Com a proliferação dos suportes de vídeo, incluindo o surgimento do smartphone, e a produção de programas para nichos de audiência, o sitcom conserva uma função rara: reunir a família.

"São 30 minutos ou uma hora em que você pode se sentar com seus filhos", observa Candace Cameron Bure, heroína da série "Fuller House" do Netflix.

Mesmo a "geração y" assiste a este formato, atraída em parte por episódios de curta duração, de meia hora.

"Talvez eles adorem o imaginário, como 'Game of Thrones', e o drama, mas eles gostam de comédias que estão mais próximas da realidade, com situações cotidianas", observa Doug Smart.

Outra chave para o sucesso dos sitcoms: sua virtude relaxante.

"A gente se senta", diz Martie Cook. "Cortamos o estresse de nossas vidas. E rimos".

"Às vezes eu só quero me sentar e rir de alguma coisa. Eu não quero pensar muito. E é exatamente o trunfo de 'Fuller House'", admite Candace Cameron, personagem central desta série em uma entrevista com repórteres em Nova York.

O estilo teve representantes clássicos e pioneiros como "I love Lucy", "Jeannie é um gênio" e "A Feiticeira". Nos anos 80, houve uma proliferação de títulos, mas nem tanto memoráveis, com exceção de "Bill Cosby Show" e "Alf, o extraterrestre". De 1990 a 2000, ganharam de vez o público, com destaque para "Seinfeld", "Will & Grace" e "The Nanny".
 

Netflix aposta

Evidência da durabilidade do conceito, "Fuller House" foi criado pela plataforma de televisão online Netflix, que por muito tempo manteve distância do gênero.

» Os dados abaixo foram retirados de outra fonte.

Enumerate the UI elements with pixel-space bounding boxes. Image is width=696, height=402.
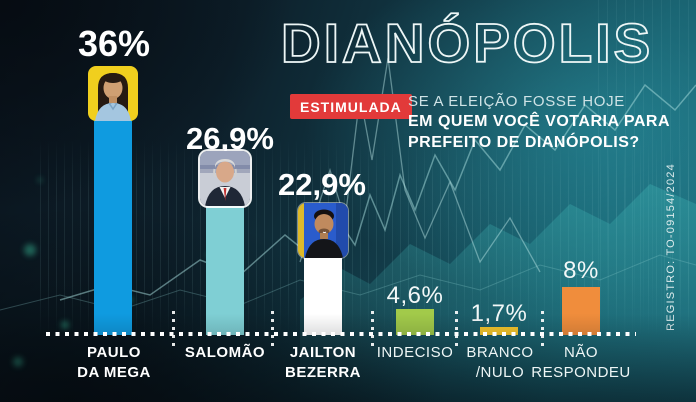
badge-estimulada: ESTIMULADA: [290, 94, 412, 119]
value-label-branco-nulo: 1,7%: [470, 300, 528, 327]
value-label-salomao: 26,9%: [186, 121, 274, 156]
candidate-photo-jailton-bezerra: [298, 203, 348, 258]
value-label-jailton-bezerra: 22,9%: [278, 167, 366, 202]
bar-jailton-bezerra: [304, 256, 342, 335]
registry-note: REGISTRO: TO-09154/2024: [665, 163, 677, 331]
value-label-nao-respondeu: 8%: [563, 257, 599, 284]
value-label-indeciso: 4,6%: [386, 282, 444, 309]
value-label-paulo-da-mega: 36%: [77, 23, 151, 64]
category-label-nao-respondeu: NÃO RESPONDEU: [531, 344, 631, 381]
page-title: DIANÓPOLIS: [280, 12, 654, 74]
bar-nao-respondeu: [562, 287, 600, 335]
question-line-2: EM QUEM VOCÊ VOTARIA PARA: [408, 113, 670, 130]
question-line-3: PREFEITO DE DIANÓPOLIS?: [408, 134, 640, 151]
baseline-dotted: [46, 332, 636, 336]
candidate-photo-paulo-da-mega: [88, 66, 138, 121]
candidate-photo-salomao: [200, 151, 250, 206]
bar-salomao: [206, 204, 244, 335]
question-line-1: SE A ELEIÇÃO FOSSE HOJE: [408, 93, 626, 110]
bar-paulo-da-mega: [94, 118, 132, 335]
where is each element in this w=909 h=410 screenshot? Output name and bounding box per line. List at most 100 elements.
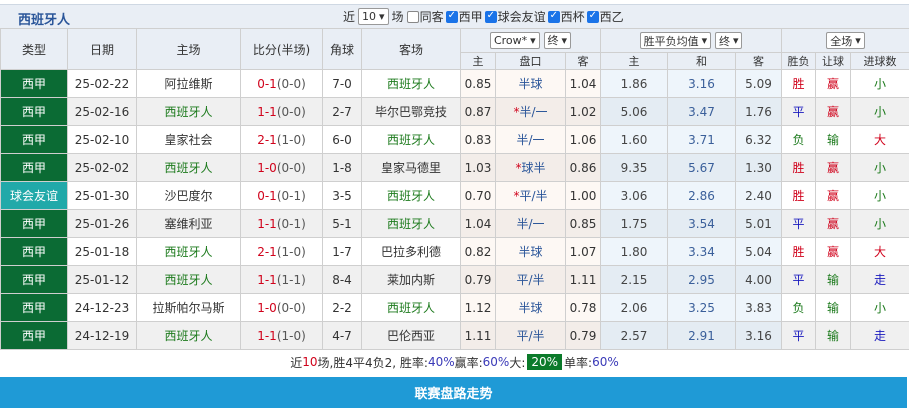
match-date: 25-02-02: [67, 153, 137, 182]
match-date: 25-02-16: [67, 97, 137, 126]
home-team[interactable]: 皇家社会: [136, 125, 241, 154]
recent-count-value: 10: [362, 10, 377, 23]
eu-state-select[interactable]: 终 ▾: [714, 32, 743, 49]
home-team[interactable]: 西班牙人: [136, 265, 241, 294]
match-type[interactable]: 球会友谊: [0, 181, 68, 210]
half-time-score: (1-0): [276, 132, 306, 147]
handicap-result: 赢: [815, 69, 852, 98]
odds-away: 1.04: [564, 69, 602, 98]
eu-draw: 3.34: [667, 237, 737, 266]
corner-score: 1-7: [322, 237, 362, 266]
away-team[interactable]: 西班牙人: [361, 69, 461, 98]
odds-header: Crow* ▾ 终 ▾: [459, 28, 602, 53]
match-type[interactable]: 西甲: [0, 125, 68, 154]
eu-draw: 3.25: [667, 293, 737, 322]
chevron-down-icon: ▾: [561, 33, 568, 47]
league-trend-button[interactable]: 联赛盘路走势: [0, 377, 907, 408]
subcol-header: 让球: [815, 52, 852, 70]
match-score[interactable]: 1-1(1-0): [240, 321, 323, 350]
home-team[interactable]: 阿拉维斯: [136, 69, 241, 98]
away-team[interactable]: 莱加内斯: [361, 265, 461, 294]
half-time-score: (1-0): [276, 244, 306, 259]
home-team[interactable]: 塞维利亚: [136, 209, 241, 238]
home-team[interactable]: 拉斯帕尔马斯: [136, 293, 241, 322]
filter-checkbox[interactable]: [445, 10, 458, 23]
odds-state-value: 终: [547, 34, 559, 48]
away-team[interactable]: 西班牙人: [361, 125, 461, 154]
recent-suffix: 场: [391, 10, 404, 24]
chevron-down-icon: ▾: [701, 34, 708, 47]
eu-away: 2.40: [735, 181, 783, 210]
match-score[interactable]: 1-0(0-0): [240, 153, 323, 182]
odds-away: 0.85: [564, 209, 602, 238]
filter-checkbox[interactable]: [547, 10, 560, 23]
handicap-line: 半球: [495, 69, 566, 98]
filter-checkbox[interactable]: [586, 10, 599, 23]
filter-checkbox[interactable]: [406, 10, 419, 23]
match-row: 西甲 25-01-26 塞维利亚 1-1(0-1) 5-1 西班牙人 1.04 …: [0, 209, 909, 238]
match-type[interactable]: 西甲: [0, 209, 68, 238]
half-time-score: (0-1): [276, 216, 306, 231]
away-team[interactable]: 西班牙人: [361, 293, 461, 322]
home-team[interactable]: 沙巴度尔: [136, 181, 241, 210]
goals-result: 小: [850, 293, 909, 322]
match-score[interactable]: 1-0(0-0): [240, 293, 323, 322]
odds-away: 1.11: [564, 265, 602, 294]
match-result: 负: [781, 293, 817, 322]
eu-draw: 2.95: [667, 265, 737, 294]
full-time-score: 2-1: [257, 244, 277, 259]
match-score[interactable]: 1-1(0-1): [240, 209, 323, 238]
match-score[interactable]: 2-1(1-0): [240, 237, 323, 266]
away-team[interactable]: 巴伦西亚: [361, 321, 461, 350]
handicap-result: 赢: [815, 209, 852, 238]
away-team[interactable]: 毕尔巴鄂竞技: [361, 97, 461, 126]
match-score[interactable]: 1-1(0-0): [240, 97, 323, 126]
half-time-score: (0-0): [276, 160, 306, 175]
eu-draw: 5.67: [667, 153, 737, 182]
match-result: 平: [781, 97, 817, 126]
odds-home: 0.82: [460, 237, 496, 266]
away-team[interactable]: 西班牙人: [361, 181, 461, 210]
col-score: 比分(半场): [240, 28, 323, 70]
star-marker: *: [515, 161, 522, 175]
match-row: 西甲 25-02-10 皇家社会 2-1(1-0) 6-0 西班牙人 0.83 …: [0, 125, 909, 154]
home-team[interactable]: 西班牙人: [136, 321, 241, 350]
handicap-line: 平/半: [495, 265, 566, 294]
full-time-score: 1-1: [257, 104, 277, 119]
match-type[interactable]: 西甲: [0, 293, 68, 322]
home-team[interactable]: 西班牙人: [136, 237, 241, 266]
company-select[interactable]: Crow* ▾: [489, 32, 540, 50]
filter-checkbox[interactable]: [484, 10, 497, 23]
handicap-line-text: 平/半: [519, 189, 548, 203]
corner-score: 3-5: [322, 181, 362, 210]
match-type[interactable]: 西甲: [0, 237, 68, 266]
match-score[interactable]: 2-1(1-0): [240, 125, 323, 154]
eu-select[interactable]: 胜平负均值 ▾: [639, 32, 712, 49]
odds-state-select[interactable]: 终 ▾: [543, 31, 572, 49]
eu-home: 5.06: [600, 97, 669, 126]
match-type[interactable]: 西甲: [0, 265, 68, 294]
handicap-line-text: 半球: [518, 301, 543, 315]
team-title: 西班牙人: [18, 13, 71, 28]
home-team[interactable]: 西班牙人: [136, 97, 241, 126]
eu-away: 1.76: [735, 97, 783, 126]
match-type[interactable]: 西甲: [0, 69, 68, 98]
recent-count-select[interactable]: 10 ▾: [358, 8, 389, 25]
away-team[interactable]: 巴拉多利德: [361, 237, 461, 266]
match-score[interactable]: 0-1(0-0): [240, 69, 323, 98]
handicap-line-text: 平/半: [516, 273, 545, 287]
home-team[interactable]: 西班牙人: [136, 153, 241, 182]
away-team[interactable]: 西班牙人: [361, 209, 461, 238]
match-type[interactable]: 西甲: [0, 153, 68, 182]
away-team[interactable]: 皇家马德里: [361, 153, 461, 182]
eu-select-value: 胜平负均值: [643, 34, 699, 48]
match-type[interactable]: 西甲: [0, 321, 68, 350]
scope-select[interactable]: 全场 ▾: [826, 32, 865, 49]
odds-home: 0.87: [460, 97, 496, 126]
match-score[interactable]: 0-1(0-1): [240, 181, 323, 210]
match-score[interactable]: 1-1(1-1): [240, 265, 323, 294]
match-type[interactable]: 西甲: [0, 97, 68, 126]
win-rate: 40%: [427, 355, 455, 369]
handicap-line: *球半: [495, 153, 566, 182]
match-date: 25-02-22: [67, 69, 137, 98]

Entre as poucas evoluções do conceito, o fim das risadas pré-gravadas, a famosa "trilha do riso" caricatura. As risadas, quando existem, vêm de uma verdadeira plateia durante a gravação.

Atores e roteiristas ressaltam que, atrás da rotina aparente, o exercício do sitcom não é nada óbvio.

"Isso pode fazer mal ao ego quando não funciona" e o público não ri, afirma Justina Machado, a heroína de "One Day at a Time", um sitcom que o Netflix lançará em janeiro.

Sob a aparência de superficialidade, Martie Cook lembra que os sitcoms, assim como as séries dramáticas mais sofisticadas, questionam regularmente a sociedade americana.

Seis anos antes da legalização do casamento gay em todos os Estados Unidos, "Modern Family" escolheu entre os personagens de sua "família" um casal de homens, Mitchell e Cameron, pais de uma criança adotada.

Já em fevereiro, um episódio de "Black-ish" abordou frontalmente a questão da brutalidade policial contra negros.

"Quando você fala de maneira engraçada, as pessoas tendem a ser mais dispostas a ouvir", afirma Martie Cook.

"Pode ser que não provoque nenhuma mudança direta", explica Doug Smart, "mas ao longo do tempo, atrai a atenção dos telespectadores" sobre certas questões.